Ülke olarak takım oyunu kurmakta zorlanıyoruz ve bir türlü kader maçı bilincini yüklenemiyoruz. Takım oyunu oynayamamaktan öte, birbirimizin ayağını çelmelemek gibi davranışlarımız var. Benim, ayağımıza kurşun sıkmak diye tanımladığım şeyler oluyor.
Benim "Türkiye'ye karşı Türkiye" diye nitelediğim şeyler oluyor. Şu günlerde yaşananlara bakınız. Ülkenin tüm kurumları birbirine karşı mevzilenmiş bir görüntü arz ediyor. İşin ilginç yanı tüm bunlarda, toplum iradesine karşı bir kuşku yön veriyor. "Bu millet bir yerlerde aldatılır, yanlış yapar, onun yanlışa yönelmesini önlemek için setler oluşturmak lazım." İşte bu duygu, her şeyden önce milletle kurumlar arasında bir "takım oyunu"nun önünü kesiyor. Sonra millet reyine bağlı kurumlarla, ona set olsun diye oluşturulan kurumlar arasında yol kesme eylemi gelişiyor. Ve orada esen fırtına tüm toplumu savuruyor. Toplum olarak bir büyük tırmanış için el ele verilemiyor. Enerji boşa akıyor. Sonra da pişmanlıklara, geri kalmışlığa yakılan ağıtlara geliniyor. Portekiz maçı sonrasındaki duygular...
Enflasyon yeniden tırmanırken, sınavlarda çocuklarımızın on binlercesi sıfır çekerken, Tuzla'da işçiler iş kazasında can verirken, eğitim görmüş veya görmemiş gençler işsizlikten kıvranırken, yolsuzluk dosyaları bir türlü tükenmezken... darbe gelirken, yargı siyasallaşırken, yani tuz kokarken... İnanıyorum ki, bizde bir cevher var. Bir zamanlar biz de millet hem nasıl milletmişiz.

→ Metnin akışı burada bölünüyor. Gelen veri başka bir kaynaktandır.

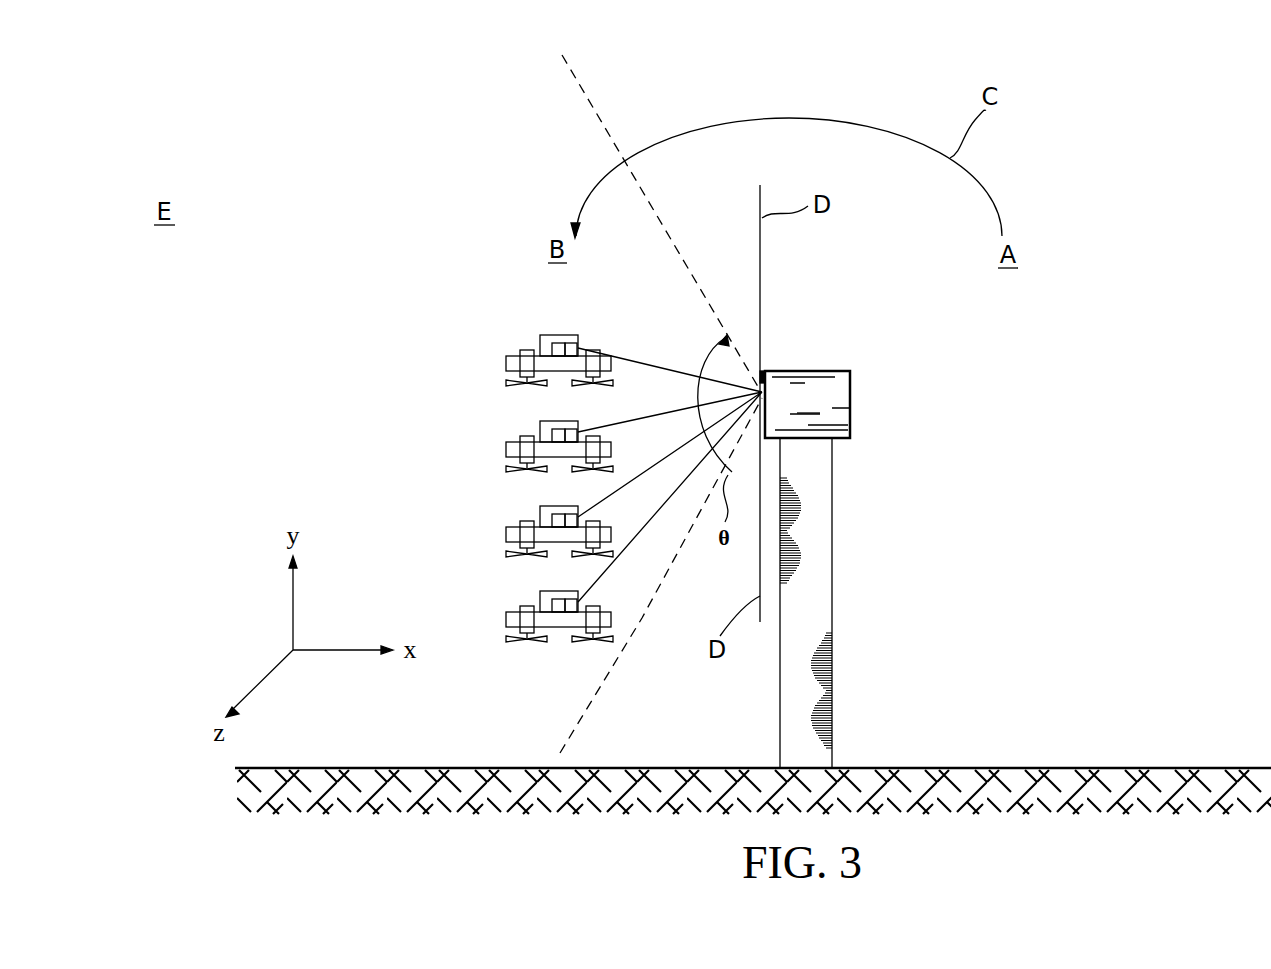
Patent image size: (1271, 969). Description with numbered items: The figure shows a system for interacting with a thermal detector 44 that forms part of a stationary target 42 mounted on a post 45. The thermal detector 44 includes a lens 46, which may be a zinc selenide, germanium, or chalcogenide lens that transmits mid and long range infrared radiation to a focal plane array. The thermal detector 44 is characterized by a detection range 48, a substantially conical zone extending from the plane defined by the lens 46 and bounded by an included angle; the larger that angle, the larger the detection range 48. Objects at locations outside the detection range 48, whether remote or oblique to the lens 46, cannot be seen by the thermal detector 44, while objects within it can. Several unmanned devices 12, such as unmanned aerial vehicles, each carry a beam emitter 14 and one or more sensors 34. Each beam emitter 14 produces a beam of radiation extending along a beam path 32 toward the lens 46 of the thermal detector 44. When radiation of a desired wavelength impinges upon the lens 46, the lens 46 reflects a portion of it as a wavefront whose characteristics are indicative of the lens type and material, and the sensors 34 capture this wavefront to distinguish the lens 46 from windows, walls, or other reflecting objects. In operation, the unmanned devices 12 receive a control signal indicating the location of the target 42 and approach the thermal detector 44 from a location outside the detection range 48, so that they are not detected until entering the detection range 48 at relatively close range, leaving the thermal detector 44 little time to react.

Gelmişiz dünyaya insanlık nedir öğretmişiz... İş bu... İçimizdeki cevheri ortaya çıkarmak...
Son 15 dakikaya kalmadan, "Her şeyi kaybetmek üzereyiz" tedirginliğine düşmeden ve yürekler ağızlara gelmeden... bilmem anlatabildim mi? (Burç FM'de haftanın 5 günü akşam saat 19.10, sabah 08.30'da yorum yapıyorum. Bu yazı Pazartesi günü Burç'ta yayınlanan yorumdur. Onu sizlerle paylaşmak istedim.)